Saturday, October 22, 2011

Soup-er Thursday

We had a great time at the first Soup group meeting. We had Lasagna Soup and Baked Potato Soup. There were many requests for the recipes so here they are:
Lasagna Soup Mary H
1 pound ground beef
1 onion, chopped
1 green bell pepper, chopped
2 cloves garlic, minced
1 teaspoon thyme
1 tablespoon firmly packed brown sugar
1 (32-ounce) box chicken broth
2 (14.5-ounce) can petite diced tomatoes
1 (15-ounce) can tomato sauce
2 teaspoons Italian seasoning
1/2 teaspoon salt
2 cups egg noodles
2 cups shredded mozzarella cheese
In a large pan, combine ground chuck, onion, bell pepper and garlic. Cook over medium-high heat for 8 to 10 minutes, stirring occasionally until beef is browned and crumbles. Drain well. Stir in thyme, brown sugar, broth, diced tomatoes, tomato sauce, Italian seasoning, and salt into cooked meat mixture. Bring to a boil over medium-high heat; reduce heat and simmer 20 minutes. Add noodles, and simmer until noodles are tender.
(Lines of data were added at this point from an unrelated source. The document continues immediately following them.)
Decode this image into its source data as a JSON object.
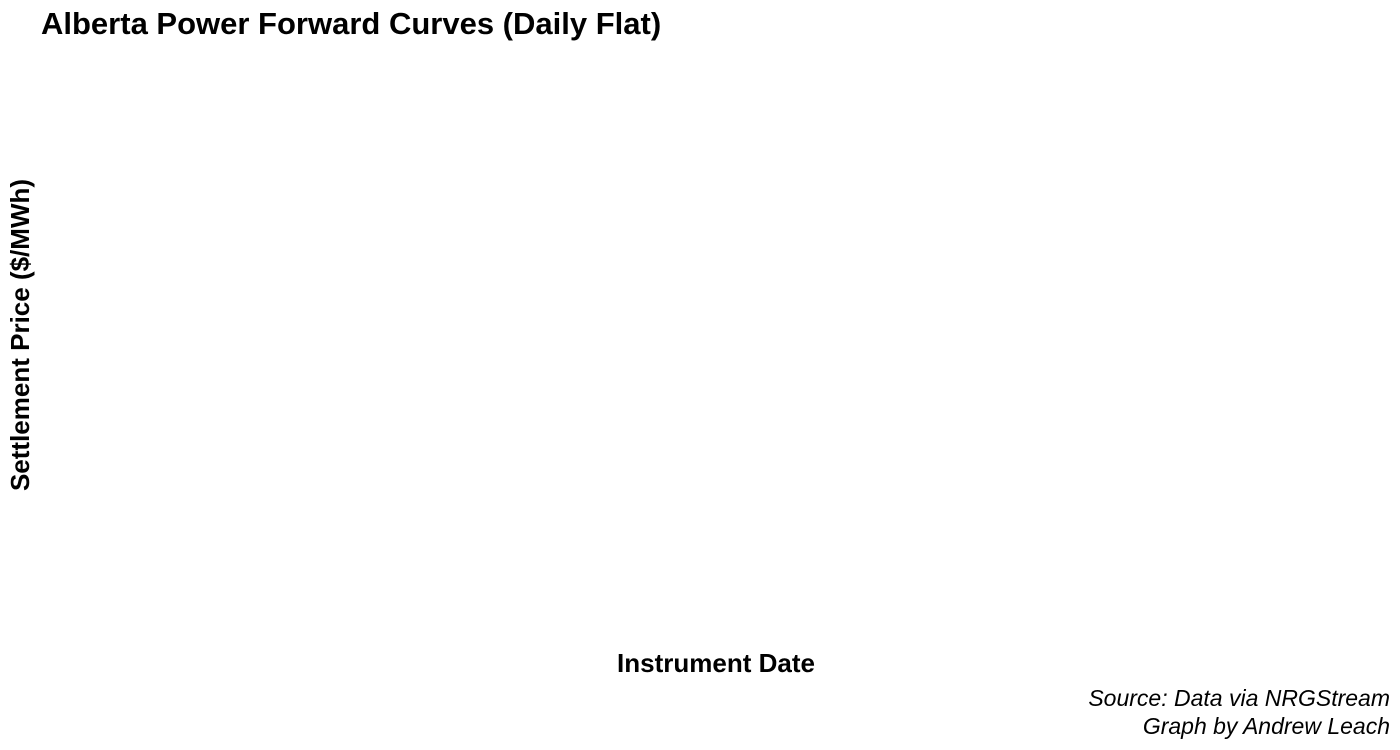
{
  "chart_data": {
    "type": "line",
    "title": "Alberta Power Forward Curves (Daily Flat)",
    "xlabel": "Instrument Date",
    "ylabel": "Settlement Price ($/MWh)",
    "series": [],
    "grid": false,
    "legend": "none",
    "caption": {
      "line1": "Source: Data via NRGStream",
      "line2": "Graph by Andrew Leach"
    }
  }
}
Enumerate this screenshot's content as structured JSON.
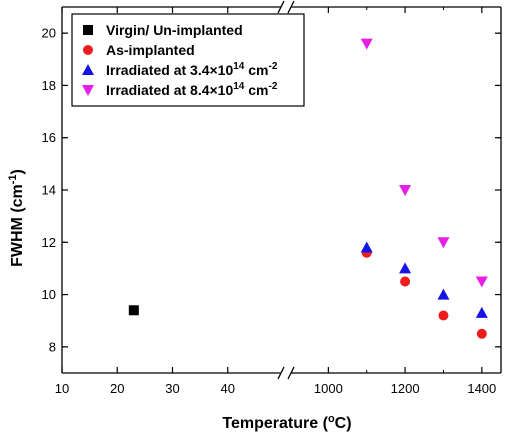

Optional: Preheat broiler. Ladle soup into 8 to 10 ovenproof bowls. Evenly sprinkle with mozzarella cheese. Broil soups, 6-inches from heat, 3 to 4 minutes, until cheese is browned and bubbly.
Baked Potato Soup Shannon L
1 Small Onion Diced
5-6 Strips of Bacon, Cooked and Crumbled
1/2 Cup Flour
5 1/2 Cups Chicken Broth
1 Teaspoon Parsley
Salt and Pepper to taste
5 Small/Medium Potatoes, Peeled and Cubed
2 Cup Heavy Whipping Cream
1 Cup Sour Cream
4oz. (1/2 of a bag) Shredded Cheddar Cheese
In stock pot, dice Onions and sautee in some butter (or in left over bacon grease). When onions are soft/transparent, add Flour, Bacon, and Broth. Stir with whisk consistently and bring to a boil. Continue stirring mixture until it is thick and bubbly. Add Parsley, Salt, Pepper, Potatoes and Heavy Whipping Cream. Boil for 20 minutes or until potatoes are fork tender, stirring FREQUENTLY! (The potatoes tend to stick to the bottom of your pan if you don't!). When potatoes are tender turn heat off and stir in Sour Cream and Cheddar Cheese!
*This meal is GREAT left over and only takes ONE pot! I love it. Also, if you are a little short on Heavy Whipping Cream you can use some milk in it's place, which will make your soup a little thinner!
Our next Soup Group meeting will be this Thursday the 27th at 11 am. The place and soups will be announced later.